In response to the substandard proposal, a stronger law was developed and publicized by four NGOs – the Helsinki Foundation for Human Rights, the George Soros-affiliated Stefan Batory Foundation, Institute of Public Affairs and Trade Unions Forum. The activists’ proposal had been in the works for some time but the release of the government’s draft moved them to accelerate their effort.

“There is a risk that such a narrow understanding of a whistleblower would make it harder to persuade courts to protect people from retaliation,” said Siemaszko of the Helsinki Foundation.

Among its features, the NGOs’ proposal introduces a broader scope of cases that could be reported and would require institutions to set up internal whistleblower procedures. The groups also are suggesting a commission to protect whistleblowers and oversee enforcement of the law comprised of NGOs, employee and employer organizations, the Ombudsman’s office and public institutions.

Tipping back the scales of justice

Poland’s labor law and other measures that theoretically should protect whistleblowers rarely do in practice – if ever. Not surprisingly many people file reports anonymously, and they usually call a journalist before public officials.

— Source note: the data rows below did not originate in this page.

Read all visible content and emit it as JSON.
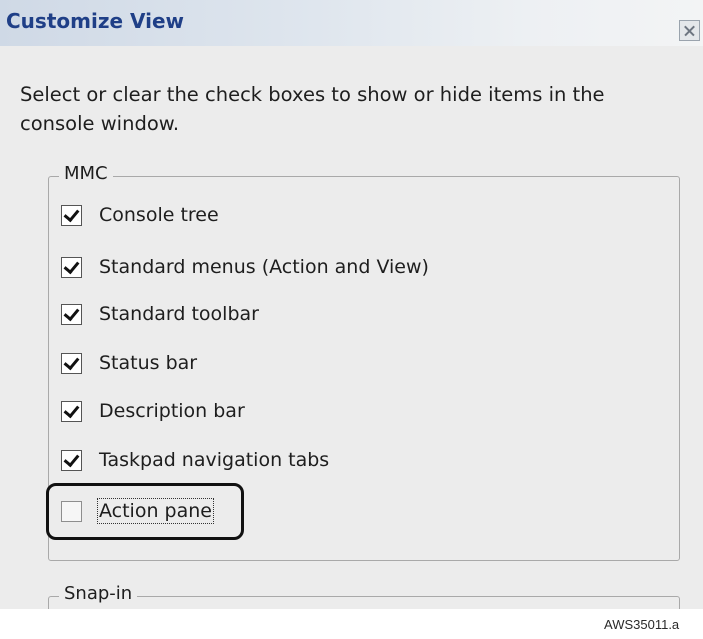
{
  "window": {
    "title": "Customize View",
    "close_icon": "close-x-icon"
  },
  "instructions": {
    "line1": "Select or clear the check boxes to show or hide items in the",
    "line2": "console window."
  },
  "mmc_group": {
    "legend": "MMC",
    "options": [
      {
        "label": "Console tree",
        "checked": true
      },
      {
        "label": "Standard menus (Action and View)",
        "checked": true
      },
      {
        "label": "Standard toolbar",
        "checked": true
      },
      {
        "label": "Status bar",
        "checked": true
      },
      {
        "label": "Description bar",
        "checked": true
      },
      {
        "label": "Taskpad navigation tabs",
        "checked": true
      },
      {
        "label": "Action pane",
        "checked": false
      }
    ]
  },
  "snapin_group": {
    "legend": "Snap-in"
  },
  "figure_code": "AWS35011.a"
}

Statistics are lacking, but a recent review of known cases shows that most victimized whistleblowers have lost their unfair dismissal and other retaliation cases in labor courts. Prevailing jurisprudence in Poland stands international best practice on its head. In many cases, judges have based their rulings solely on the official termination notices, while ignoring even the possibility that the employee was fired for being a whistleblower. Workers are then forced into the position of proving they were fired because they reported misconduct. Short of receiving a letter from management stating this in black and white, this is next to impossible to prove.

A review of cases also reveals two important tips for people seeking judicial remedies. First, in order to have a strong chance of winning, they need the support of colleagues. Second, they may be accused or even charged with theft if they have taken documents or other materials from the workplace to support their case.

The recent case of a doctor who disclosed poor care and other shortcomings in her hospital illustrates the need for a strong, clearly worded whistleblower law. The doctor contacted the media only after managers and prosecutors did not respond properly to her concerns. Soon after she was fired and accused of defamation. In May 2016 the Regional Court in Warsaw ruled the information she disclosed was true and in the public interest. Eleven months later, however, a Labor Court found her dismissal lawful because her statements to the media were not true.

Such cases expose the need for a truly comprehensive whistleblower law – stronger than the government’s proposal.

“In our opinion it distorts the whole idea of whistleblower protection,” Siemaszko said. “We want to show the government and the public what protecting whistleblowers is really about, and what a law that complies with international standards should look like.”